THE occasion was the Forum on Media and the Elections last September 4, to which the Catholic Church-based Parish Pastoral Council for Responsible Voting (PPCRV) invited representatives from the media and the Comelec (Commission on Elections) as well as its partners in monitoring the conduct of last May’s 2007 mid-term elections. These partners included, in addition to such obvious ones as academics from Catholic schools, the Philippine military, which was represented at the forum by General Benjamin Dolorfino, chief of the National Capital Region Command.
The name should be familiar to many Filipinos, and it’s not just because Dolorfino commands the troops deployed in selected areas of metro Manila. His was also the brilliant idea of using the military to conduct voter education courses in the run-up to the May elections.
No matter. These considerations apparently escaped the PPCRV’s leading lights, among them Imus, Cavite Bishop Luis Antonio Tagle. What didn’t escape His Excellency’s attention, however, were every politico’s favored suspects when things go wrong—and they do go wrong—in this country. Those suspects are the media.
Both the Arroyo administration and the opposition were blaming the media in the aftermath of the May elections: the former for the defeat of most of its candidates for senator, the latter for its disastrous performance in the local elections. None of them blamed themselves for the common bankruptcy of their candidates’ campaigns and the latter’s steadfast refusal to say much that was worth reporting.
In what could only be described as uncharitable glee over what he thought it proved, Bishop Tagle did almost the same thing— blame the media for their supposed failure to transform the electoral process into something approaching perfection. He did this by quoting several sources, whom he described as media practitioners, on their views about the media.
He did quote the Center for Media Freedom Study on the media coverage of the 2007 elections (see “Improvement noted in media coverage of 2007 elections,” www.cmfr.com.ph) , which found that the major TV networks and Manila broadsheets were basically fair in their reporting. But he tried to contradict these findings by quoting from Chay Hofilena Florentino’s book on media corruption, News For Sale, and from a piece by Malou Mangahas on the same problem.
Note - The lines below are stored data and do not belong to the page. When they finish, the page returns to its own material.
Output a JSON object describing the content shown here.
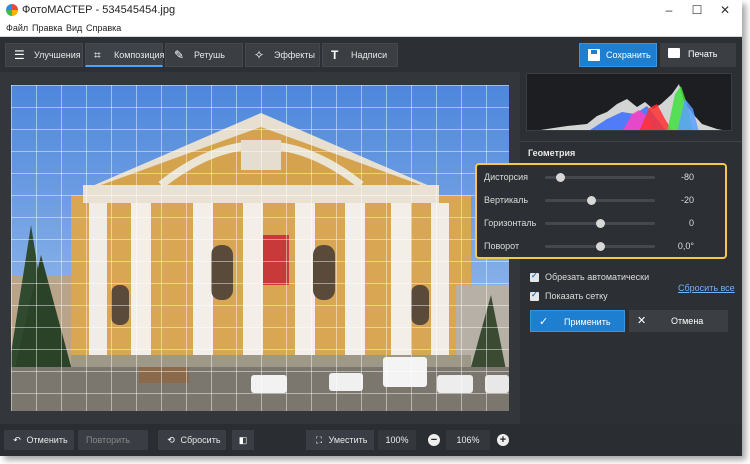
{
  "window": {
    "title": "ФотоМАСТЕР - 534545454.jpg"
  },
  "menu": [
    "Файл",
    "Правка",
    "Вид",
    "Справка"
  ],
  "tabs": [
    {
      "label": "Улучшения",
      "icon": "sliders-icon"
    },
    {
      "label": "Композиция",
      "icon": "crop-icon",
      "active": true
    },
    {
      "label": "Ретушь",
      "icon": "brush-icon"
    },
    {
      "label": "Эффекты",
      "icon": "magic-wand-icon"
    },
    {
      "label": "Надписи",
      "icon": "text-icon"
    }
  ],
  "actions": {
    "save_label": "Сохранить",
    "print_label": "Печать"
  },
  "panel": {
    "section_title": "Геометрия",
    "sliders": [
      {
        "label": "Дисторсия",
        "value": "-80",
        "position": 0.14
      },
      {
        "label": "Вертикаль",
        "value": "-20",
        "position": 0.42
      },
      {
        "label": "Горизонталь",
        "value": "0",
        "position": 0.5
      },
      {
        "label": "Поворот",
        "value": "0,0°",
        "position": 0.5
      }
    ],
    "checkboxes": [
      {
        "label": "Обрезать автоматически",
        "checked": true
      },
      {
        "label": "Показать сетку",
        "checked": true
      }
    ],
    "reset_all": "Сбросить все",
    "apply_label": "Применить",
    "cancel_label": "Отмена"
  },
  "bottom": {
    "undo_label": "Отменить",
    "redo_label": "Повторить",
    "reset_label": "Сбросить",
    "fit_label": "Уместить",
    "zoom_100": "100%",
    "zoom_current": "106%"
  },
  "colors": {
    "accent": "#1e7fd0",
    "highlight": "#f4c94a",
    "background": "#2c2f33"
  }
}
Florentino and Mangahas are long-time journalists and know whereof they speak. Their focus on media corruption, however, is itself an indication of how seriously many media practitioners regard the problem, which no journalist will deny exists. Bishop Tagle, however, called attention to media corruption as if it were something no one, least of all the media themselves, were familiar with.
The bishop went on to quote from a Robert Anthony L. Ramos, whom the bishop said he didn’t know from Adam. Ramos did not in fact belong in the same company as the practitioners Bishop Tagle quoted, he being a probable member of the Kabataang Liberal ng Pilipinas (KALIPI), the youth arm of the Liberal Party.
The bishop quoted extensively from Ramos’ piece (“Philippine Media and the 2007 Midterm Elections”) which appeared last June 14 in the KALIPI website. This drivel was generally ignored, except by the usual clutch of semi-literate juveniles who infest the blogsphere, and for sound reasons.
It was ungrammatical to begin with (“a variety of phenomenon,” “Foremost among this,” etc., etc.), but the worse thing about it was that it pinned the blame for the loss of the Arroyo administration’s candidates for the Senate on the media’s “bias” for the opposition on no other evidence but supposition. It also seemed to have discovered only the other day that the media have an agenda-setting function, and what’s more, are supervised by gate-keepers.
Both of which, like corruption, are real enough, and which are (or should be) part of the stuff of basic journalism courses. But all three, singly or in combination, have not prevented media professionals (those who have both the skills as well as knowledge and ethics to know what media’s responsibilities are) from getting the news out.
The data, the CMFR study found, show that the most influential sectors of the media acquitted themselves well in the May elections. Television in fact provided even more air time for administration candidates. The TV networks also quoted those candidates—including Cesar Montano and Prospero Pichay– extensively. Print gave as much space to administration candidates as it did to opposition candidates. Overall, among TV networks ABS-CBN, GMA 7 and ABC 5, there was an effort to deepen the coverage by looking into the issues, presenting the candidates’ views, and even offering special programs to get those views aired. (The detailed findings that support these conclusions are in CMFR’s 300-page report, The CMFR Monitor: News Media Coverage of the 2007 Elections.)
Based on those findings, it could be argued that the media were instrumental in the growth of electorate discernment in the last elections. That the mainstream media were able to supply the information the public needed, but which the politicians were reluctant to provide (some politicians had none to impart—e.g., Cesar Montano and Richard Gomez, who were totally clueless as to why they were running for the Senate), was outstanding in the context of those realities, including corruption and the gate-keeping system, well-known to serious journalists and communication academics.
But leave it to the politicians and the bishops to either ignore or completely miss this fact in favor of their preferred pastime of blaming the media. They might otherwise end up blaming themselves as members of the same power elite– they don’t call them “excellencies” for nothing– that has made Philippine elections the frauds that they are.